História de uma chuva de estrelas

No Pictorial Quilt, os observadores podem ir até à segunda fila de painéis, andar três quadrados para a direita e descobrir o dinâmico painel central. Formas alaranjadas semelhantes a cometas, encimadas por estrelas, pendem em direcção à Terra enquanto quatro figuras humanas – uma família – levantam os braços, talvez manifestando surpresa medo ou ambos. Há um coelho sentado no canto esquerdo inferior e um gato inclinado para o canto inferior direito. Uma mão fantasmagoricamente desmembrada flutua no topo esquerdo.

quilt colcha de retalhos

Chuva de estrelas de Powers. “As Estrelas Cadentes", uma gravura em madeira de 1889 mostra uma chuva de meteoros em 1833. Science History Images/Alamy

Todos os anos, estrelas cadentes rasgam o céu no mês de Novembro durante a chuva de meteoros das Leónidas, mas algumas chuvas são mais intensas do que outras. A cada 33 anos, aproximadamente, as Leónidas fazem “chover” centenas de milhares de meteoros por hora. Em 1833, as Leónidas maravilharam os espectadores com entre 50.000 e 150.000 meteoros por hora, um acontecimento celebrado por Harriet Powers no seu quilt.

O quadrado, escreveu Harriet Powers, mostra “a chuva de estrelas de 13 de Novembro de 1833. As pessoas estavam assustadas e pensavam que o fim tinha chegado. A mão de Deus serenou as estrelas. Os bandidos levantaram-se das camas a correr.” Foi um acontecimento verídico – a chuva de estrelas das Leónidas de 1893. As estrelas cadentes pareciam chuva. “As pessoas estavam aterrorizadas e muitas achavam que era o dia do julgamento final”, explica Miles. “Teorizavam que Deus estava a levar o mundo ao seu fim e alguns esclavagistas temeram que talvez fosse o pecado de terem pessoas como sua propriedade que os estava a conduzir a este momento de juízo.”

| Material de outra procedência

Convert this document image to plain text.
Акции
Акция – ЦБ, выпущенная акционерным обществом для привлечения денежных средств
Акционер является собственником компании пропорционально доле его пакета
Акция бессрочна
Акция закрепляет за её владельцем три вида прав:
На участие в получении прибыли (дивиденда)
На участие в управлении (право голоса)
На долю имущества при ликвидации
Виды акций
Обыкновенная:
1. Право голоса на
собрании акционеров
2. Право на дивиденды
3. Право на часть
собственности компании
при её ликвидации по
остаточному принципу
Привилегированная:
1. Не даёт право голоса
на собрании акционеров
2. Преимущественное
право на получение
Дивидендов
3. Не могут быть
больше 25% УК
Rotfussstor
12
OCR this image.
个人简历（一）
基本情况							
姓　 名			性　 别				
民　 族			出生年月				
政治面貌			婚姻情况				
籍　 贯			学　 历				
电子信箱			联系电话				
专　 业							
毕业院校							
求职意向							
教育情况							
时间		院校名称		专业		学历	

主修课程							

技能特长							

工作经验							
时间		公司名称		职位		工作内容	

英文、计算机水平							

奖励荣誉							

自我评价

A chuva de meteoros aconteceu antes de Powers ter nascido – mas ela ouviu as histórias. O quilt era o seu próprio relato do acontecimento: trauma, problemas, caos e, por fim, a salvação representada pela mão de Deus.

Em exibição

O Pictorial Quilt, exposto em Nashville em 1897, foi comprado por um grupo de “senhoras da faculdade” da Universidade de Atlanta para oferecer ao reverendo Charles Cuthbert Hall, possivelmente para celebrar a sua nomeação como presidente do Seminário Teológico União.

quilt

Bible Quilt conta histórias do Antigo e do Novo Testamento, incluindo do Jardim do Éden, Caim e Abel, Escada de Jacó, a Última Ceia e a Sagrada Família. Esta obra-prima de Powers pode ser vista no Museu Nacional de História Americana Smithsonian, em Washington, D.C. Oferta de Mr. E Mrs. H. M. Heckman/Museu Nacional de História Americana

O Bible Quilt foi exposto em 1886 numa feira em Athens, no estado da Geórgia, onde Jennie Smith, uma professora branca de artes de um colégio feminino, tentou comprá-lo. Não estava à venda. Vários anos mais tarde, quando a família Powers enfrentava dificuldades financeiras, passou a estar. Obrigada a vender “a adorada criação do seu cérebro”, Powers entregou a colcha numa carroça puxada por bois, dizendo segurar “a preciosa carga no seu colo envolta numa saca de farinha limpa e seguidamente embrulhada numa saca de juta”. Regressou várias vezes para visitar o quilt, escreveu Jennie Smith. “Ficou apenas parcialmente consolada pela sua perda quando lhe prometi guardar todos os meus retalhos para lhe dar”.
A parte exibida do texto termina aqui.